Speaker Profile
Mario A. Svirsky

Mario A. Svirsky PhD

Otolaryngology
New York, New York, United States of America

Connect with the speaker?

Mario Svirsky is the first Noel L. Cohen Professor of Hearing Science and Vice-Chairman of Research at the Department of Otolaryngology, New York University School of Medicine. He got his Bachelor’s and Master’s degrees in Electrical Engineering from the Universidad de la República in Montevideo, Uruguay. He obtained his Ph.D. in Biomedical Engineering from Tulane University in 1988. He was a Postdoctoral Associate at MIT’s Speech Communication Group, where he stayed as a Research Scientist until 1995. From 1995 to 2005 he was at the Department of Otolaryngology, Indiana University School of Medicine, with a joint appointment at Purdue University’s Departments of Electrical and Biomedical Engineering.

Dr. Svirsky joined NYU in 2005. He is a Fellow of the Acoustical Society of America, a member of the Collegium Otolaryngologicum Amicitiae Sacrum, a senior member of the Institute of Electrical and Electronic Engineers, and a Fellow of the American Institute of Medical and Biological Engineering.
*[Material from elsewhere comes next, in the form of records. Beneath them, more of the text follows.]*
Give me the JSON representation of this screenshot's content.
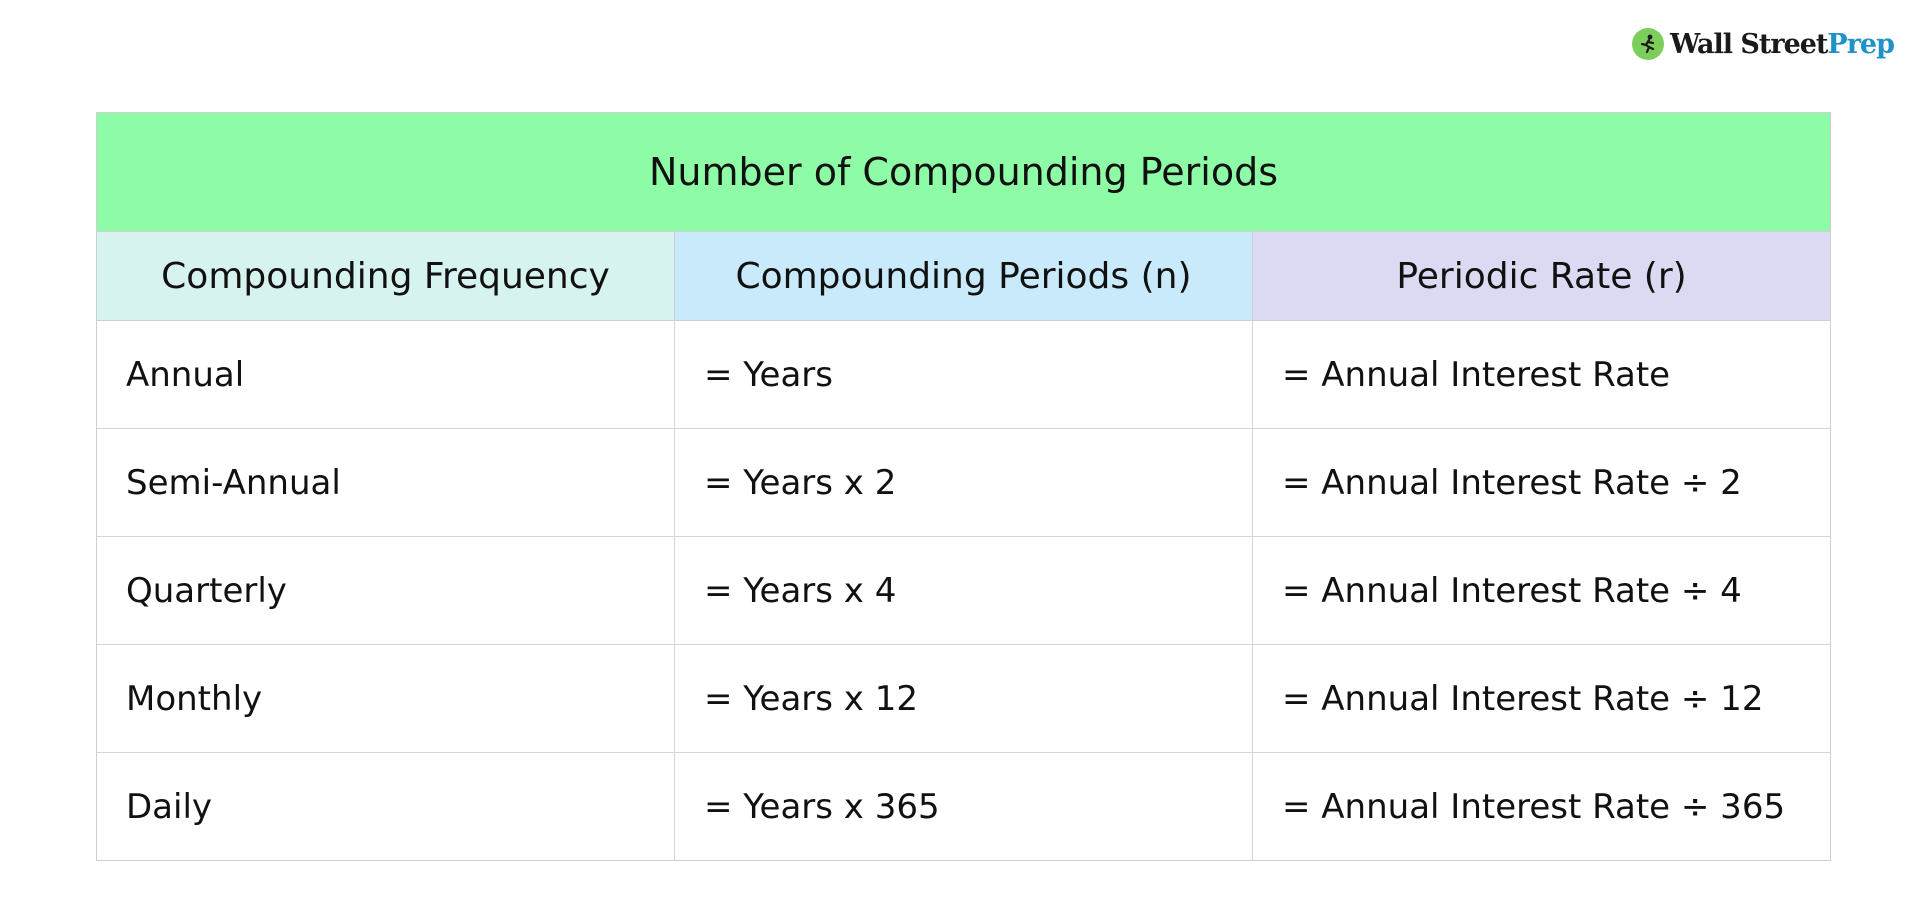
{
  "logo": {
    "word1": "Wall Street",
    "word2": "Prep",
    "icon": "runner-icon",
    "colors": {
      "mark": "#7ccf5a",
      "prep": "#1f93c9"
    }
  },
  "table": {
    "title": "Number of Compounding Periods",
    "headers": [
      "Compounding Frequency",
      "Compounding Periods (n)",
      "Periodic Rate (r)"
    ],
    "rows": [
      [
        "Annual",
        "= Years",
        "= Annual Interest Rate"
      ],
      [
        "Semi-Annual",
        "= Years x 2",
        "= Annual Interest Rate ÷ 2"
      ],
      [
        "Quarterly",
        "= Years x 4",
        "= Annual Interest Rate ÷ 4"
      ],
      [
        "Monthly",
        "= Years x 12",
        "= Annual Interest Rate ÷ 12"
      ],
      [
        "Daily",
        "= Years x 365",
        "= Annual Interest Rate ÷ 365"
      ]
    ],
    "colors": {
      "title_bg": "#8efca6",
      "header_bg": [
        "#d6f3f0",
        "#c8eafb",
        "#dbdaf2"
      ],
      "border": "#cfcfcf"
    }
  }
}
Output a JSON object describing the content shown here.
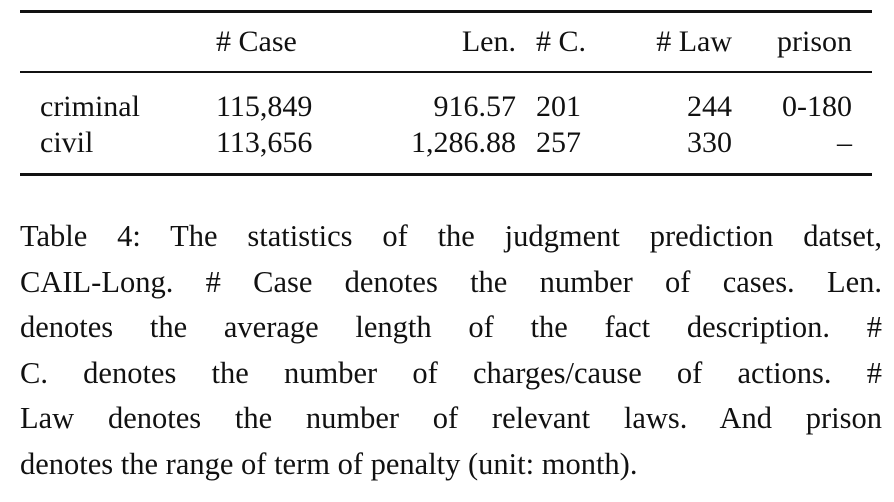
{
  "table": {
    "headers": [
      "",
      "# Case",
      "Len.",
      "# C.",
      "# Law",
      "prison"
    ],
    "rows": [
      {
        "label": "criminal",
        "cases": "115,849",
        "len": "916.57",
        "charges": "201",
        "laws": "244",
        "prison": "0-180"
      },
      {
        "label": "civil",
        "cases": "113,656",
        "len": "1,286.88",
        "charges": "257",
        "laws": "330",
        "prison": "–"
      }
    ]
  },
  "caption": {
    "lines": [
      "Table 4: The statistics of the judgment prediction datset,",
      "CAIL-Long. # Case denotes the number of cases. Len.",
      "denotes the average length of the fact description. #",
      "C. denotes the number of charges/cause of actions. #",
      "Law denotes the number of relevant laws. And prison",
      "denotes the range of term of penalty (unit: month)."
    ]
  }
}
He was an elected Co-Chairman of the 2003 Conference on Implantable Auditory Prostheses. He is Editor-in-Chief, Emeritus, of the journal Ear and Hearing and he also serves on the editorial boards of several international journals. Svirsky’s research has been funded since 1992 by grants from the National Institutes of Health, private foundations, and the Uruguayan government. It has also received technical and in-kind support from cochlear implant and hearing aid companies as well as from Sun Microsystems.

His research interests include basic research in speech perception and auditory psychophysics, the development of mathematical models of speech perception, the study of speech production and language development, the study of communication outcomes after cochlear implantation, and the development of software/hardware based fitting tools to optimize cochlear implant fitting. He is interested in both the clinical and scientific aspects of cochlear implantation, and what the study of this clinical population can tell us about more general phenomena such as speech perception in normal hearing listeners, and adaptation to a distorted or degraded sensory input.